Cover illustration by Vincent di Fate.
Kip lives on a science research station on a planet whose official name is Paradise, but most people call it Purgatory. The planet has many life forms, most of them highly dangerous, but as Kip grew, he learned from his Uncle Mike how to deal with the dangers, helped by the station service dogs, and helped even more by a voice that speaks in his head, a female voice he knows as Gwen. Gwen gives him help and information, but has cautioned Kip to keep her existence completely secret, even from Uncle Mike, and he’s done so. Kip’s schoolmates sometimes wonder how he knows so much, and why he gets that faraway look before answering questions, but no one has guessed his secret.
Kip’s parents died when he was an infant under mysterious circumstances. Uncle Mike knows, but won’t tell him. Gwen also seems to know, but says she’s not allowed to tell him until he reaches a certain age. Paradise is essentially owned by a giant Earth corporation, and Starswarm Station is their nod to science and the environment. The scientists primarily study the giant plants known as Starswarms like the one near the station. Others are in the sea and elsewhere. When corporate shenanigans bring threats to the station’s Starswarm, Kip and his friends try to protect it, and before long are deep in trouble that forces them to hide out in the wild areas outside the station. Gwen is, at last, able to tell Kip more about what’s really going on, but things keep escalating, and it seems Kip himself is somehow at the center of a massive secret power struggle he doesn’t understand. Will his friends and new allies among the creatures of Paradise be enough to save him?
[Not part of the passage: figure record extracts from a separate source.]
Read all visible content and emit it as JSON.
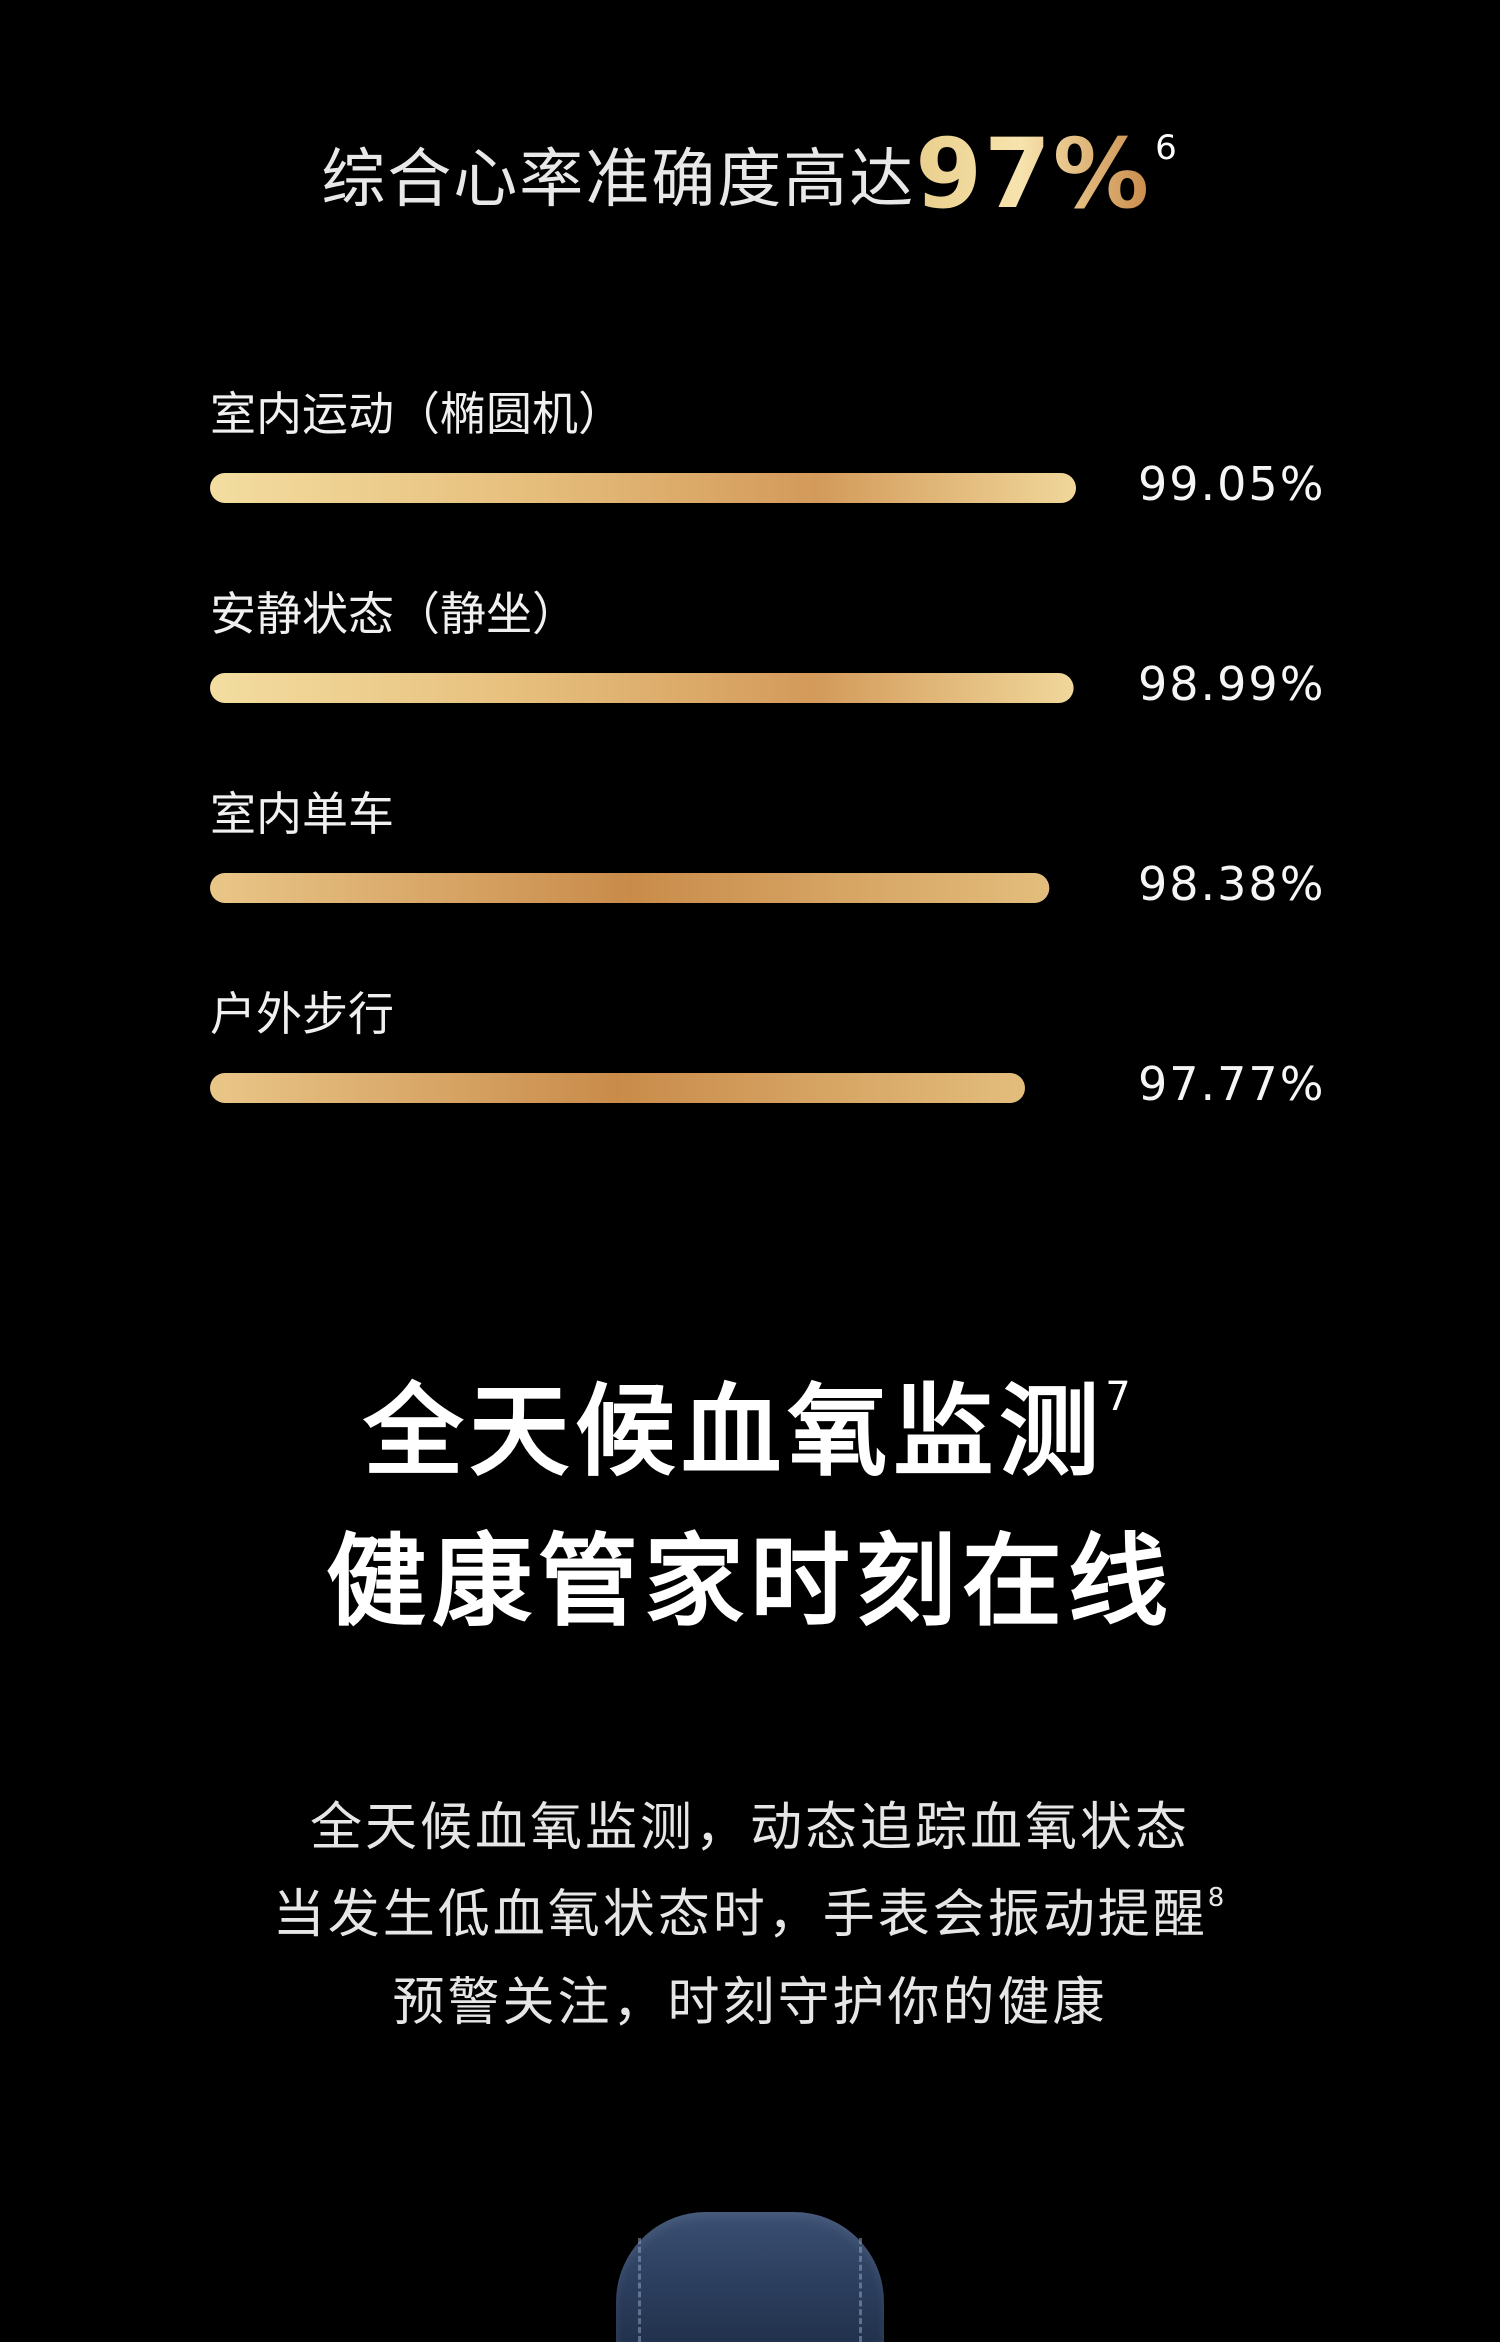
{
  "headline": {
    "prefix": "综合心率准确度高达",
    "highlight": "97%",
    "footnote": "6"
  },
  "chart_data": {
    "type": "bar",
    "orientation": "horizontal",
    "categories": [
      "室内运动（椭圆机）",
      "安静状态（静坐）",
      "室内单车",
      "户外步行"
    ],
    "values": [
      99.05,
      98.99,
      98.38,
      97.77
    ],
    "value_labels": [
      "99.05%",
      "98.99%",
      "98.38%",
      "97.77%"
    ],
    "title": "",
    "xlabel": "",
    "ylabel": "",
    "grid": false,
    "colors": {
      "bar_light": "#f3dda0",
      "bar_dark": "#c88a4a"
    }
  },
  "title": {
    "line1": "全天候血氧监测",
    "line1_footnote": "7",
    "line2": "健康管家时刻在线"
  },
  "description": {
    "line1": "全天候血氧监测，动态追踪血氧状态",
    "line2": "当发生低血氧状态时，手表会振动提醒",
    "line2_footnote": "8",
    "line3": "预警关注，时刻守护你的健康"
  },
  "colors": {
    "background": "#000000",
    "accent_gold": "#e9cf8c"
  }
}
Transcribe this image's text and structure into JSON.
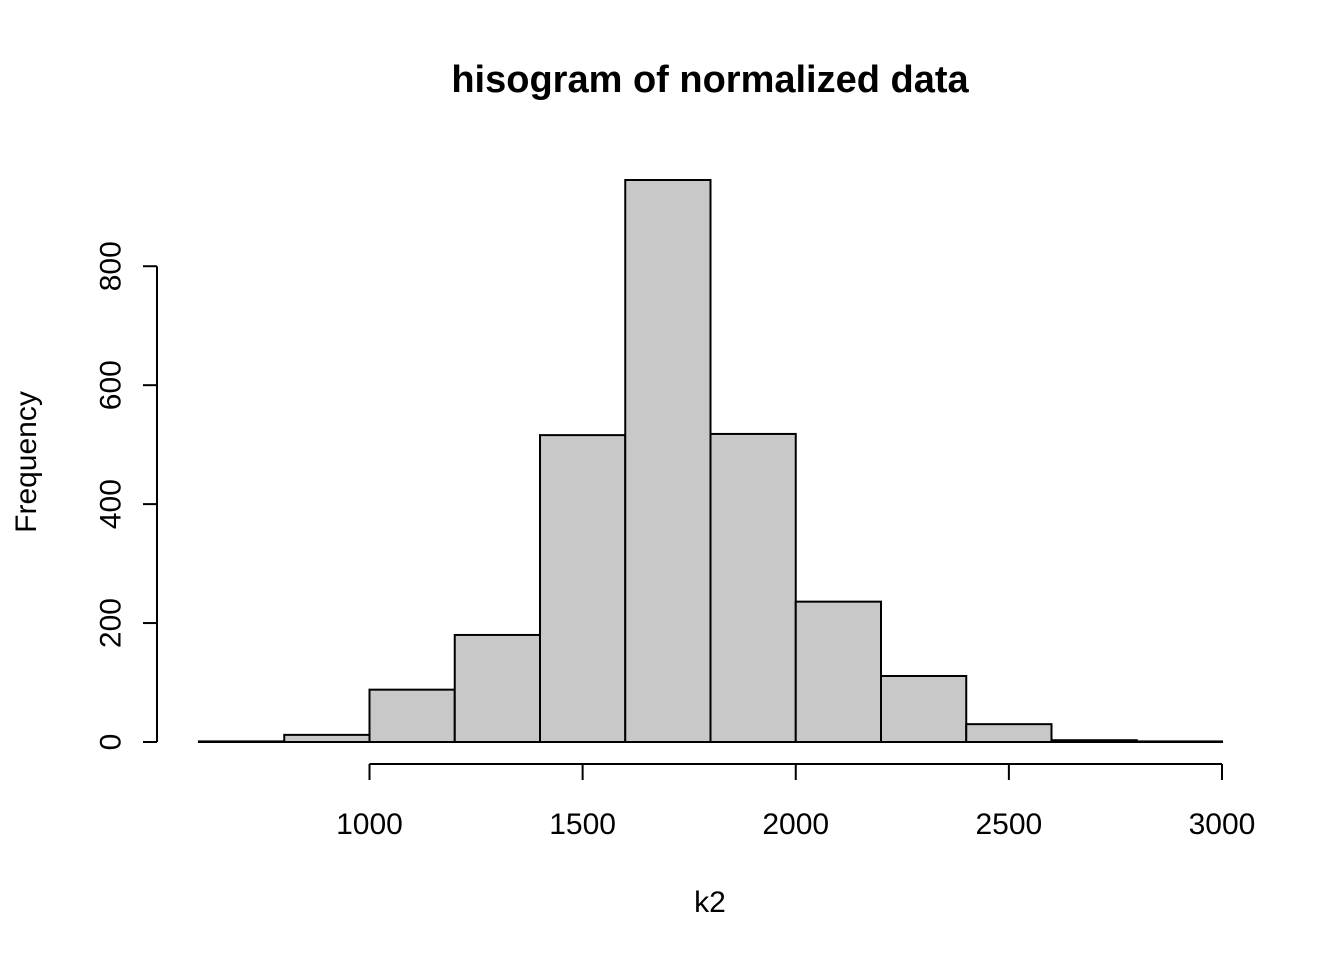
{
  "chart_data": {
    "type": "bar",
    "title": "hisogram of normalized data",
    "xlabel": "k2",
    "ylabel": "Frequency",
    "bin_edges": [
      600,
      800,
      1000,
      1200,
      1400,
      1600,
      1800,
      2000,
      2200,
      2400,
      2600,
      2800,
      3000
    ],
    "values": [
      1,
      12,
      88,
      180,
      516,
      945,
      518,
      236,
      111,
      30,
      3,
      1
    ],
    "xlim": [
      600,
      3000
    ],
    "ylim": [
      0,
      945
    ],
    "x_ticks": [
      1000,
      1500,
      2000,
      2500,
      3000
    ],
    "y_ticks": [
      0,
      200,
      400,
      600,
      800
    ],
    "grid": false,
    "colors": {
      "bar_fill": "#c8c8c8",
      "bar_stroke": "#000000"
    }
  }
}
In his introduction, Pournelle makes it clear that this book is an homage to the novels for young readers of Robert Heinlein, and I’d say it’s a satisfying example of just that. It starts a bit slow, but the pace of the story accelerates steadily, and soon I was finding it hard to put down. Pournelle has some more modern scientific ideas to work with than Heinlein, and he handles them well, but the characters and the story itself are the real draw.